Launched as Indie Map!
Bear and Ben also took a stab at this. See the wiki page and GitHub project.
When I have to decide whether to implement a feature in Bridgy, or how to prioritize tasks, I often make assumptions like most indie web sites have an h-card, or PSCs and PSLs never got much traction. I know they’re based on anecdotal evidence, not actual data, but it’s all I have, so I run with it.
Clearly not ideal. I’d love to use real data instead! Here’s a project idea: crawl indieweb sites and generate usage stats for microformats2 classes and other indieweb features.
Tantek and others have proposed a similar Indie ThinkUp idea for more non-technical statistics, e.g. frequency of each post type (post vs reply vs like, etc.), how often you thank people, how often you curse, etc.
Straw man design proposal:
- Seed from IRC_People and maybe all domains that have ever logged into IndieAuth. Don’t even bother spidering, at least to start; just crawl those domains.
- Try to identify the server. (Known, WordPress, etc.)
- Parse every h-entry on the front page and every h-feed linked from the front page.
- Count all instances of mf2 classes. Identify them by the mf2 prefixes: h-, p-, u-, dt-, and e-.
- Aggregate per page and per domain so we can answer questions like what fraction of posts are photo posts? and how many people use syndication links?
- Generate a static html report with simple graphs using D3 or Google Charts or whatever.
- Set up a cron job to do all this once a day or so.
Stretch goals:
@snarfed I really like this idea!
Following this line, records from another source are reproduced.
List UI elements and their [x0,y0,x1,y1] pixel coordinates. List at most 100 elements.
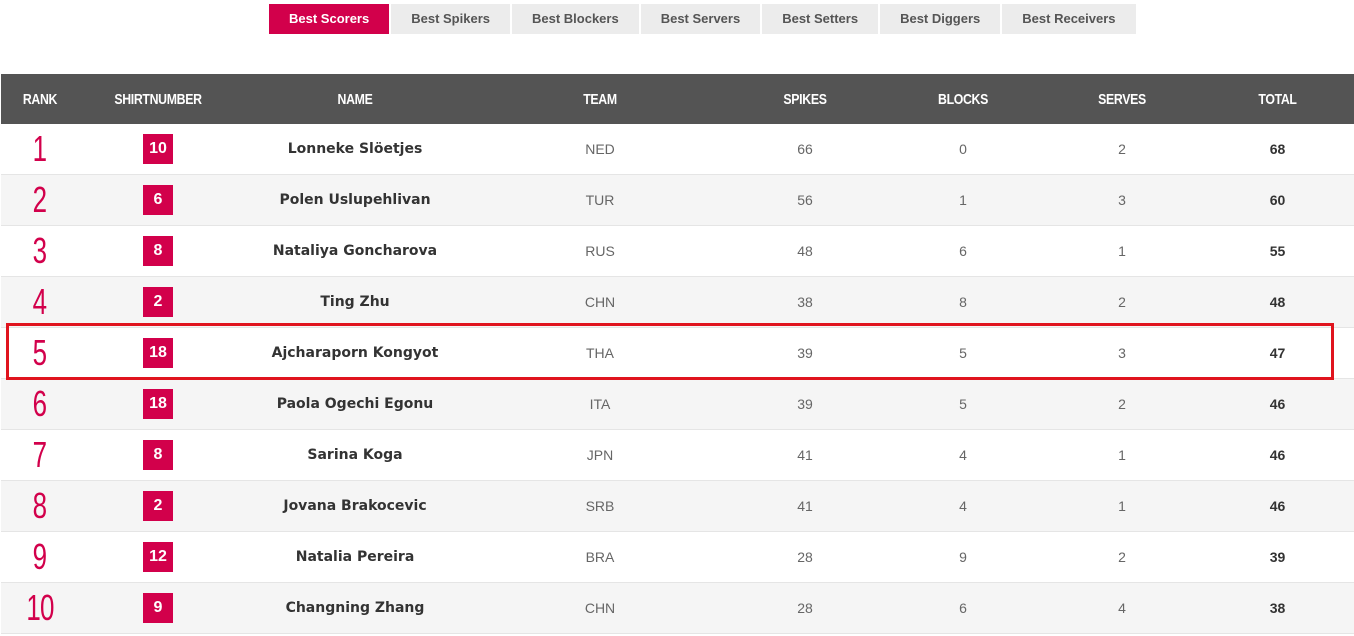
total-value: 39 [1269,549,1286,565]
player-name[interactable]: Changning Zhang [237,600,473,616]
spikes-value: 66 [797,141,813,157]
tab-best-spikers[interactable]: Best Spikers [391,4,510,34]
player-name[interactable]: Paola Ogechi Egonu [237,396,473,412]
table-row[interactable]: 8 2 Jovana Brakocevic SRB 41 4 1 46 [1,481,1354,532]
total-value: 46 [1269,396,1286,412]
shirt-cell: 2 [79,491,237,521]
table-row[interactable]: 7 8 Sarina Koga JPN 41 4 1 46 [1,430,1354,481]
tab-best-setters[interactable]: Best Setters [762,4,879,34]
shirtnumber-badge: 8 [143,440,173,470]
rank-cell: 9 [1,539,79,575]
column-header-rank[interactable]: RANK [8,91,72,108]
rank-number: 3 [33,230,47,271]
rank-number: 10 [26,587,54,628]
team-code: CHN [584,600,616,616]
team-code: JPN [586,447,614,463]
tab-best-receivers[interactable]: Best Receivers [1002,4,1136,34]
tab-best-servers[interactable]: Best Servers [640,4,761,34]
serves-value: 2 [1118,549,1126,565]
shirt-cell: 10 [79,134,237,164]
shirt-cell: 8 [79,236,237,266]
serves-value: 1 [1118,243,1126,259]
shirtnumber-badge: 8 [143,236,173,266]
team-code: BRA [585,549,615,565]
table-row[interactable]: 5 18 Ajcharaporn Kongyot THA 39 5 3 47 [1,328,1354,379]
total-value: 46 [1269,498,1286,514]
spikes-value: 41 [797,498,813,514]
blocks-value: 5 [959,396,967,412]
team-code: THA [586,345,614,361]
table-row[interactable]: 6 18 Paola Ogechi Egonu ITA 39 5 2 46 [1,379,1354,430]
shirtnumber-badge: 2 [143,287,173,317]
rank-cell: 4 [1,284,79,320]
serves-value: 2 [1118,396,1126,412]
total-value: 55 [1269,243,1286,259]
spikes-value: 39 [797,345,813,361]
table-row[interactable]: 9 12 Natalia Pereira BRA 28 9 2 39 [1,532,1354,583]
column-header-serves[interactable]: SERVES [1057,91,1187,108]
player-name[interactable]: Sarina Koga [237,447,473,463]
rank-cell: 3 [1,233,79,269]
tab-best-scorers[interactable]: Best Scorers [269,4,390,34]
player-name[interactable]: Natalia Pereira [237,549,473,565]
blocks-value: 6 [959,600,967,616]
column-header-blocks[interactable]: BLOCKS [897,91,1028,108]
column-header-team[interactable]: TEAM [496,91,704,108]
total-value: 60 [1269,192,1286,208]
player-name[interactable]: Lonneke Slöetjes [237,141,473,157]
blocks-value: 5 [959,345,967,361]
player-name[interactable]: Ajcharaporn Kongyot [237,345,473,361]
player-name[interactable]: Ting Zhu [237,294,473,310]
player-name[interactable]: Nataliya Goncharova [237,243,473,259]
blocks-value: 8 [959,294,967,310]
rank-number: 6 [33,383,47,424]
serves-value: 2 [1118,141,1126,157]
rank-cell: 8 [1,488,79,524]
blocks-value: 4 [959,447,967,463]
tab-best-blockers[interactable]: Best Blockers [511,4,639,34]
blocks-value: 9 [959,549,967,565]
table-row[interactable]: 10 9 Changning Zhang CHN 28 6 4 38 [1,583,1354,634]
rank-cell: 7 [1,437,79,473]
blocks-value: 4 [959,498,967,514]
shirt-cell: 9 [79,593,237,623]
player-name[interactable]: Jovana Brakocevic [237,498,473,514]
serves-value: 3 [1118,192,1126,208]
player-name[interactable]: Polen Uslupehlivan [237,192,473,208]
spikes-value: 39 [797,396,813,412]
spikes-value: 28 [797,600,813,616]
scorers-table: RANK SHIRTNUMBER NAME TEAM SPIKES BLOCKS… [1,74,1354,634]
column-header-shirtnumber[interactable]: SHIRTNUMBER [93,91,223,108]
rank-number: 9 [33,536,47,577]
rank-cell: 1 [1,131,79,167]
serves-value: 4 [1118,600,1126,616]
shirtnumber-badge: 6 [143,185,173,215]
total-value: 48 [1269,294,1286,310]
team-code: NED [585,141,615,157]
team-code: TUR [585,192,615,208]
rank-cell: 2 [1,182,79,218]
total-value: 47 [1269,345,1286,361]
table-row[interactable]: 4 2 Ting Zhu CHN 38 8 2 48 [1,277,1354,328]
table-header: RANK SHIRTNUMBER NAME TEAM SPIKES BLOCKS… [1,74,1354,124]
column-header-name[interactable]: NAME [258,91,452,108]
spikes-value: 28 [797,549,813,565]
table-row[interactable]: 3 8 Nataliya Goncharova RUS 48 6 1 55 [1,226,1354,277]
table-row[interactable]: 2 6 Polen Uslupehlivan TUR 56 1 3 60 [1,175,1354,226]
rank-number: 1 [33,128,47,169]
spikes-value: 56 [797,192,813,208]
total-value: 38 [1269,600,1286,616]
shirtnumber-badge: 18 [143,389,173,419]
rank-number: 5 [33,332,47,373]
shirt-cell: 18 [79,338,237,368]
rank-number: 8 [33,485,47,526]
shirt-cell: 12 [79,542,237,572]
tab-best-diggers[interactable]: Best Diggers [880,4,1001,34]
column-header-spikes[interactable]: SPIKES [741,91,869,108]
blocks-value: 1 [959,192,967,208]
spikes-value: 38 [797,294,813,310]
column-header-total[interactable]: TOTAL [1215,91,1340,108]
table-row[interactable]: 1 10 Lonneke Slöetjes NED 66 0 2 68 [1,124,1354,175]
shirt-cell: 18 [79,389,237,419]
spikes-value: 41 [797,447,813,463]
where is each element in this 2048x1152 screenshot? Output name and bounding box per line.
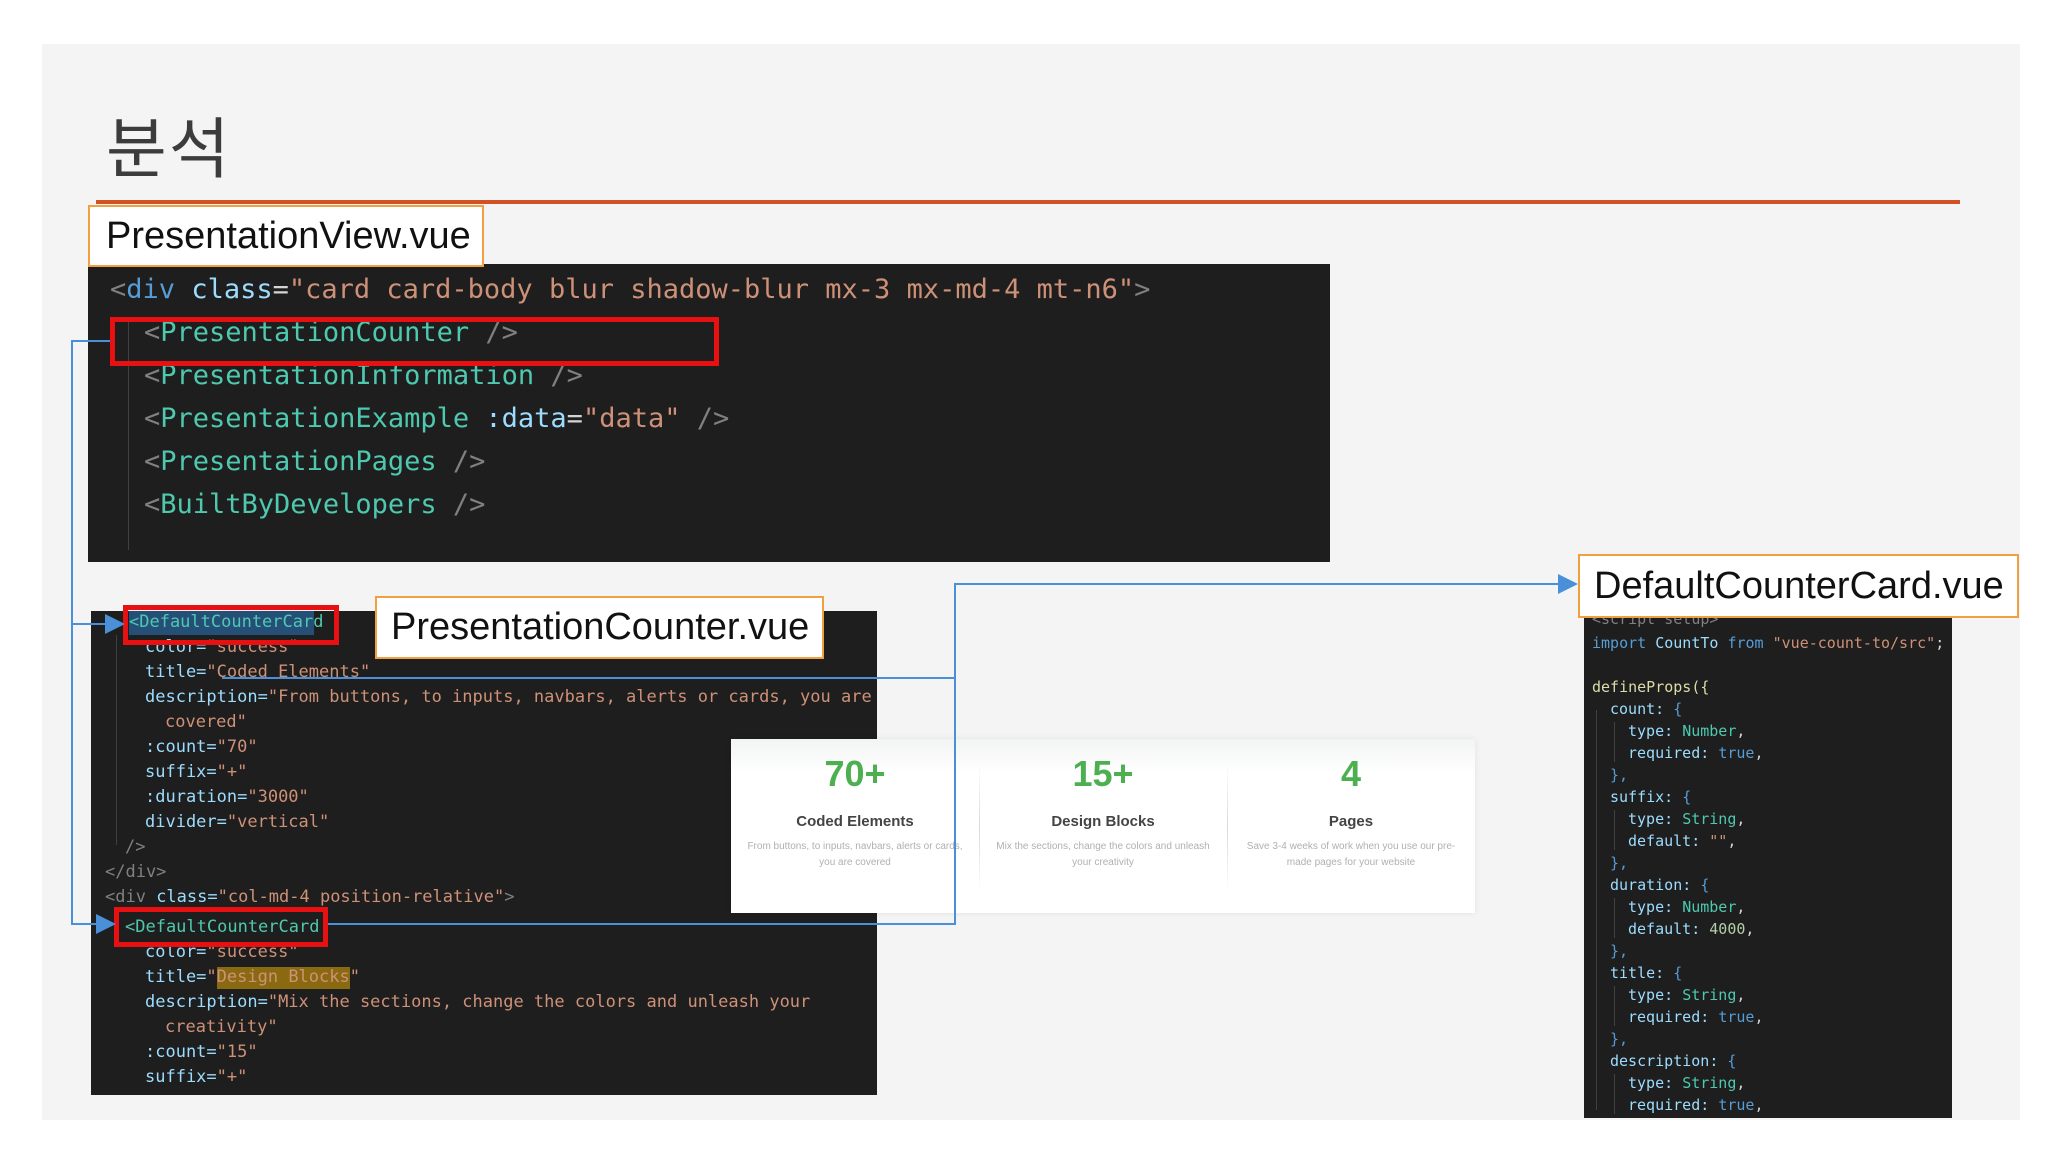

I already have too many projects to work on but I’m super tempted.
an unrelated comment from kevin marks on github led me to the 2005 Web Authoring Statistics survey. very much the same spirit as this idea, and way more ambitious. thanks for the prior art kevin!
HTTP Archive is even better, since it’s updated regularly. (The Web Authoring Statistics survey above was one time only, in 2005.)